- Born: 22 July 1887
- Died: 23 February 1920 (aged 32)

= Pavel Zhuravlyov =

Pavel Nikolayevich Zhuravlyov (Павел Николаевич Журавлёв; 22 July 1887, Alexandrovsky Zavod - 23 February 1920, Alexandrovsky Zavod) was a leader of the partisan movement in Transbaikalia from 1919 to 1920 during the Ataman Semyonov's regime.

== Early years ==

Being born to poor Cossacks, Pavel Zhuravlyov started working in gold fields when he was 12 years old. In 1915, he was drafted into the Russian Imperial Army and fought on the Romanian Front. After his two wounds, Zhuravlyov was transmitted to a reserve regiment from which he deserted in 1917.

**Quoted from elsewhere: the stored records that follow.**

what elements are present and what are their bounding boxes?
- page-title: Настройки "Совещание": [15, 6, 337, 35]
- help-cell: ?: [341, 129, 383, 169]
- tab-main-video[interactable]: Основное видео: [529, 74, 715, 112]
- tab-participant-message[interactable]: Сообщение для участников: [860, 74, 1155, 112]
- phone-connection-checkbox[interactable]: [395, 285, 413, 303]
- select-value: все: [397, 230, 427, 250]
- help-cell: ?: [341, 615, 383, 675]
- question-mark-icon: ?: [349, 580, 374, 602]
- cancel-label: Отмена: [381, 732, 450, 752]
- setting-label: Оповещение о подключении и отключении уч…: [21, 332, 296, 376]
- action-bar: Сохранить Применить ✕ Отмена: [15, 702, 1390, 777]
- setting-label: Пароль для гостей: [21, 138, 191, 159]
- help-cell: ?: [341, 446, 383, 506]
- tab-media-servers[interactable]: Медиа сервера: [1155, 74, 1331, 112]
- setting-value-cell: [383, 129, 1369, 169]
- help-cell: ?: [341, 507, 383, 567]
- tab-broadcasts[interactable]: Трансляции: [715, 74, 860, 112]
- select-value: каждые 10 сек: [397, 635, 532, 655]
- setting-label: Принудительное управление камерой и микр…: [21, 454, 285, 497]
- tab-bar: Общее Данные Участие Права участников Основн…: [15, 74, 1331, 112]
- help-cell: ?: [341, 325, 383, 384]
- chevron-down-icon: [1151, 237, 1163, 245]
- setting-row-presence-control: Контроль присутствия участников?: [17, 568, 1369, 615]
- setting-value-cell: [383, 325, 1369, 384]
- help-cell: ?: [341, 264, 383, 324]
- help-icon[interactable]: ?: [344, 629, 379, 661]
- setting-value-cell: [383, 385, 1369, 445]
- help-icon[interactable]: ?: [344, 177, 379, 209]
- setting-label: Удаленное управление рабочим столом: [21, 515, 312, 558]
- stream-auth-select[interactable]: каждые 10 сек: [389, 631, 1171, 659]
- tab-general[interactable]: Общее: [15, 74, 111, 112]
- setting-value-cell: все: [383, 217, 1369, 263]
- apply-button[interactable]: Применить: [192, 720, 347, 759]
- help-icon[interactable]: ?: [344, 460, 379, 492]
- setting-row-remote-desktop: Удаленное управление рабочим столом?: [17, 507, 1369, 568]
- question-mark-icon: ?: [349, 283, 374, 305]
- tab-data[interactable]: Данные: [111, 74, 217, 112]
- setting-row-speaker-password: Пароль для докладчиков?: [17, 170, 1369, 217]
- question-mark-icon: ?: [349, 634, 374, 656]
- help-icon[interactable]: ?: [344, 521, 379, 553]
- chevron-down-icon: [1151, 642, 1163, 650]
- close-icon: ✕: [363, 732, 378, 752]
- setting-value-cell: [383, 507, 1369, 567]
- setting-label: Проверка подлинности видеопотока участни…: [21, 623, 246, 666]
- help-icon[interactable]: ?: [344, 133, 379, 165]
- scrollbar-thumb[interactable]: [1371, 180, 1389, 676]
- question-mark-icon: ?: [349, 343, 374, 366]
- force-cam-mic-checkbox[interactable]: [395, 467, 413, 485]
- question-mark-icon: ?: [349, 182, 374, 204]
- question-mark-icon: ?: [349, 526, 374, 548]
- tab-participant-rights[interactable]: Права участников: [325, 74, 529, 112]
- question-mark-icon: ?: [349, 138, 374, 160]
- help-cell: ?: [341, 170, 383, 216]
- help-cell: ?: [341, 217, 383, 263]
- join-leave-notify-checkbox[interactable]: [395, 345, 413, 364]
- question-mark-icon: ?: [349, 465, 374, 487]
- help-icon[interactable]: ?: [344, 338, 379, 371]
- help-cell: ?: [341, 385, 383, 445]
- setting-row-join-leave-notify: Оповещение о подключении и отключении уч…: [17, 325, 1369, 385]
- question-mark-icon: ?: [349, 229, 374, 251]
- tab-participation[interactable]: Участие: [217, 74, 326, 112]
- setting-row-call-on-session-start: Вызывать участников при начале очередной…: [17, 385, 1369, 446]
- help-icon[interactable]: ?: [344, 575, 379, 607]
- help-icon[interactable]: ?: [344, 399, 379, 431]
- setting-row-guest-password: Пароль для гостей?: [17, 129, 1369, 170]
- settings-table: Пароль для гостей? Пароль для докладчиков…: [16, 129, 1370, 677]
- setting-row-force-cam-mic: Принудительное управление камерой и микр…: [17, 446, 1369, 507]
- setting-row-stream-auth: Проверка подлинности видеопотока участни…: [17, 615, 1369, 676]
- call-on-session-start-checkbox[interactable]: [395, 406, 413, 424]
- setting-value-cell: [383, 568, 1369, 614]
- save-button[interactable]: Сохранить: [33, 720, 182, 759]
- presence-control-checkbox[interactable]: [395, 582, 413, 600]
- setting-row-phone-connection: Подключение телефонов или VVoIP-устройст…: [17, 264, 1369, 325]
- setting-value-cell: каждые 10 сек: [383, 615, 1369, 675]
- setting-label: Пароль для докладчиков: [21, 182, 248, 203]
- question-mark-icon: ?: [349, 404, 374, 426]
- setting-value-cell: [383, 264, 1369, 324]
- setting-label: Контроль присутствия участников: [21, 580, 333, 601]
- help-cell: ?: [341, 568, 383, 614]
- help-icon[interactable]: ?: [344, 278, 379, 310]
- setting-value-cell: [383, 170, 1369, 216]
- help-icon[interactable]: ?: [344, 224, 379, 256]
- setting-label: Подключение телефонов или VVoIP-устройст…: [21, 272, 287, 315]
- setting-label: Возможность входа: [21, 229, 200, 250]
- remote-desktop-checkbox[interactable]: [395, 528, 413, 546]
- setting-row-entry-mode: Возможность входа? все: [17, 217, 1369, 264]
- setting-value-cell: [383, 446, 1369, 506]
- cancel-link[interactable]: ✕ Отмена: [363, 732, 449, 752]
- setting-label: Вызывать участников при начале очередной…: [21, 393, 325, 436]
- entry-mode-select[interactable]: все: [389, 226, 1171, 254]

== The Russian Civil War ==

Zhuravlyov came back to Transbaikalia and joined the Bolsheviks, and in April 1918 he was appointed the commander of the Red Army regiment which fought against the Special Machurian Detachment of Ataman Semyonov. After the defeat he fled to Amur Oblast disguising himself as Kudrin. On April 21, 1919, Zhuravlyov was chosen to be the Commander-in-chief of the Eastern Transbaikalian Front, and he participated in the Bogdat battle. Zhuravlyov was deadly wounded near village Molodovsky on February 19, 1920. He was buried in a mass grave at Alexandrovsky Zavod. Many streets were named after him in Transbaikalian cities.